Make More Mistakes

Nearly 50 years before fictional Jerry’s Maguire’s mission statement, The Things We Think and Do Not Say, the real-life Bill Bernbach, then creative director at Grey Advertising in New York, typed out a letter to his bosses at the agency. If you read Bernbach’s letter and make appropriate substitutions (including replacing “men” with “people” – it was 1947, after all), it could easily have been written about our business today.

Bernbach wrote, “I don’t want people who do the right things. I want people who do inspiring things.” He acknowledged that, “Superior technical skill will make a good ad better. But the danger is a preoccupation with technical skill or the mistaking of technical skill for creative ability. … The danger lies in the natural tendency to go after tried-and-true talent that will not make us stand out in competition but rather make us look like all the others.”

At NuVoodoo, we’re huge believers in superior technical skill and using research to better understand audiences – it’s why we’re focused on delivering actionable intelligence to our research clients. Henry Ford never uttered the statement frequently attributed to him, “If I had asked people what they wanted, they would have said faster horses,” but the statement remains a fine way to explain the limitations of research.

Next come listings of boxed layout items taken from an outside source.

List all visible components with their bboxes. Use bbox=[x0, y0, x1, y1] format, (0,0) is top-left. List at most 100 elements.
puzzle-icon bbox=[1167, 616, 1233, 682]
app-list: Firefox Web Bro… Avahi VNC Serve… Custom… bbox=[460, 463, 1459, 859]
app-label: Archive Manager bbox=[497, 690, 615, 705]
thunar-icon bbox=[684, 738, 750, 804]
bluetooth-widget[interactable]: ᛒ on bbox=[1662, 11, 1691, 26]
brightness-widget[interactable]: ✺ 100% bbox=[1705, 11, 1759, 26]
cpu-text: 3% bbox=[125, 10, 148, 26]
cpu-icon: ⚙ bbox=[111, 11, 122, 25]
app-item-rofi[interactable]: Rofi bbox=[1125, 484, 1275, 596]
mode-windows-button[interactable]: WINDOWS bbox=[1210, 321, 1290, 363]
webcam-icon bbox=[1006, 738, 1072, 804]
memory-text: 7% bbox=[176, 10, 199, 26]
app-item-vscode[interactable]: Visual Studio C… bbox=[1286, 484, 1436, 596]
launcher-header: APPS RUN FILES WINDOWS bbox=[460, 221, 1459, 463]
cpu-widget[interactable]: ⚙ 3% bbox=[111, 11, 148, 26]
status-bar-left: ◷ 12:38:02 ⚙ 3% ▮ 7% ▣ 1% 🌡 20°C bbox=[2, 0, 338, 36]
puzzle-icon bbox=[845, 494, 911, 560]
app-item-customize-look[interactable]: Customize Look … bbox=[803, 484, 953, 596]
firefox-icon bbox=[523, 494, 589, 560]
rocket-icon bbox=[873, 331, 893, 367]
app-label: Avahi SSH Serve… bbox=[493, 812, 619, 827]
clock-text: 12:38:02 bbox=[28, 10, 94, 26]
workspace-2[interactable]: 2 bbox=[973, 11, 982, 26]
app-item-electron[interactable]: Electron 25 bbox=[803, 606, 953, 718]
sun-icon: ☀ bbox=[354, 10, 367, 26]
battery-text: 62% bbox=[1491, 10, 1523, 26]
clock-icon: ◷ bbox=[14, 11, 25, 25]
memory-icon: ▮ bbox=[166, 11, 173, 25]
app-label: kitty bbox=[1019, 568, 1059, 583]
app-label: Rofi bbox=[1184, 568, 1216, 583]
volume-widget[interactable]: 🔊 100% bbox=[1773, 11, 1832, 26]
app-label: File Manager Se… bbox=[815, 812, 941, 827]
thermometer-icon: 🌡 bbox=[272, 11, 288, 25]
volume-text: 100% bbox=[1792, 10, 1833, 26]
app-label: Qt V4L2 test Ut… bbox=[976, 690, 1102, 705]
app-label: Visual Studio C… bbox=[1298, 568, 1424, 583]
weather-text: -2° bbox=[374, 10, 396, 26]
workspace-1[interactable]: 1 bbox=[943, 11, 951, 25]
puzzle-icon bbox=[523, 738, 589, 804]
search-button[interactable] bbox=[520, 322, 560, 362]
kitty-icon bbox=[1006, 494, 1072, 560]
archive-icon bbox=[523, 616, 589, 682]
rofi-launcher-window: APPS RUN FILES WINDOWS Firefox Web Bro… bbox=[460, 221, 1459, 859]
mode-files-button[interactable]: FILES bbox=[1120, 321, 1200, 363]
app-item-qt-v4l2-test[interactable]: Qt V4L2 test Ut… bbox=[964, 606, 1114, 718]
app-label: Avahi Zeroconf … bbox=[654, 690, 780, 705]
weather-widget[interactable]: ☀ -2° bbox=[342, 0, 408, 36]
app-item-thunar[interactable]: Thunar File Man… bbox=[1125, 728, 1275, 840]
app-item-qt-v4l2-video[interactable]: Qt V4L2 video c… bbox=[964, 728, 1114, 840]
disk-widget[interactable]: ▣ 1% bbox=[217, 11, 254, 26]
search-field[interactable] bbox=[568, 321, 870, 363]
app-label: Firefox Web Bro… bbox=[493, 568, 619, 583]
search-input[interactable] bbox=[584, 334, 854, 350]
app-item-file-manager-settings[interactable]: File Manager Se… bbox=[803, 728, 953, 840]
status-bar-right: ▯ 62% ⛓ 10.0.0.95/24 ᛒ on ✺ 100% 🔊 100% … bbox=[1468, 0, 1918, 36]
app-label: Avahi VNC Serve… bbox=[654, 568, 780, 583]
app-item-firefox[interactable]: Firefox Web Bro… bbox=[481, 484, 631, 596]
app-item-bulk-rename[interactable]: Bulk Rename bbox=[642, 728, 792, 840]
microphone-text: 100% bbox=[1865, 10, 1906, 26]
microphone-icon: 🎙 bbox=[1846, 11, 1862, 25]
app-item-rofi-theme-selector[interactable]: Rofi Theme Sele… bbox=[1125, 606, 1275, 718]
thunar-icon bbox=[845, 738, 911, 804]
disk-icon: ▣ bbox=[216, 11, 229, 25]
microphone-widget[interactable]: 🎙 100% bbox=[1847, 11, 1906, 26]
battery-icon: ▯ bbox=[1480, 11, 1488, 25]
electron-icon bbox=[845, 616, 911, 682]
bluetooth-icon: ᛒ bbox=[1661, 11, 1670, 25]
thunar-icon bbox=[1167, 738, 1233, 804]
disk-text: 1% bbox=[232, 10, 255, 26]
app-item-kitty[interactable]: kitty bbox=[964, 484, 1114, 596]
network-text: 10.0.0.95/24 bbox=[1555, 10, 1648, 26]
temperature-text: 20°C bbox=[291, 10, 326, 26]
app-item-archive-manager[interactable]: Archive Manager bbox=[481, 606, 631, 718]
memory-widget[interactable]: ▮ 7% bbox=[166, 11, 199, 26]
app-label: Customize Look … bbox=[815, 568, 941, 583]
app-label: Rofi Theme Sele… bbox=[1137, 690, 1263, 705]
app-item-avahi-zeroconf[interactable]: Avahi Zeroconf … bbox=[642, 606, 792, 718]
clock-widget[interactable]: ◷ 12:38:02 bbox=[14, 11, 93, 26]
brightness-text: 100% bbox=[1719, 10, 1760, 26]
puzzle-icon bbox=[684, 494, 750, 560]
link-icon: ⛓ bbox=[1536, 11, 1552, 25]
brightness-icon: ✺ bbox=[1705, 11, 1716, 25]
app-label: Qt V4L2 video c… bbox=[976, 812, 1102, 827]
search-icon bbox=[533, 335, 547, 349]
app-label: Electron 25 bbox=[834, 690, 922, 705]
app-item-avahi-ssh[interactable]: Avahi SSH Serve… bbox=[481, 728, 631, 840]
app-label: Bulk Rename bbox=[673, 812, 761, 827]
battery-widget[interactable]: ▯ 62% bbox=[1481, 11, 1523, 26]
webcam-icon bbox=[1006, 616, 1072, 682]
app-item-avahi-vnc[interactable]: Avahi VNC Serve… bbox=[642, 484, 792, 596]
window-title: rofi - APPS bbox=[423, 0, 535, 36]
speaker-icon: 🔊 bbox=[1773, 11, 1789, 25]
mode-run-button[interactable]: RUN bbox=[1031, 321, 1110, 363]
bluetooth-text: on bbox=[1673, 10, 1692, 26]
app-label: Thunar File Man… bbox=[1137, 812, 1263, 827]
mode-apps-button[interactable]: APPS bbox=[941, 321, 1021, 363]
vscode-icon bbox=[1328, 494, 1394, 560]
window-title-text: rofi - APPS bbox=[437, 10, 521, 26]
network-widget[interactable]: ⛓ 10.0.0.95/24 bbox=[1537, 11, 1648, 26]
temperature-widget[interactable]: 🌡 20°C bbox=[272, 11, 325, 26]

Consumers have neither the time, nor the inclination to imagine possible innovations in any business other than the ones that they work in themselves. When we ask them, listeners tell us they want stations with more music and fewer commercials. They tell us that they don’t like talk on music radio stations. But, there are hundreds and hundreds of music radio station morning shows with ratings to prove consumers wrong.

If we follow literally the directives of listeners, radio would end up sounding like our new Internet competitors: music only, no talk, no soul, sterile. Yet we can all name stations that over-perform because they connect with something deeper in their listeners. It may be their local community. It may be the community that surrounds the music the station plays. It may be something else entirely. But, it’s these stations that connect in deeper ways that will continue to thrive despite the ultimate music variety and lower commercial loads of Internet radio.

It’s up to the people in the radio business to find new ways to delight and inspire listeners, to make radio that stands out from other stations, to do new things on the air. Yes, at NuVoodoo we have research methods that can better inform new on-air initiatives. We have tracking methods to get feedback to help identify successes-in-the-making (or identify failures more quickly).

Everyone in radio can name formats or personalities who were innovative in their time. Every one of those innovations came with risk, could have failed, but they moved the business forward. And, yes, everyone in radio can name formats or personalities that failed, some spectacularly. Famed UCLA basketball coach, John Wooden, said, “If you’re not making mistakes, then you’re not doing anything. I’m positive that a doer makes mistakes.” What risks are you prepared to take in the name of making better radio?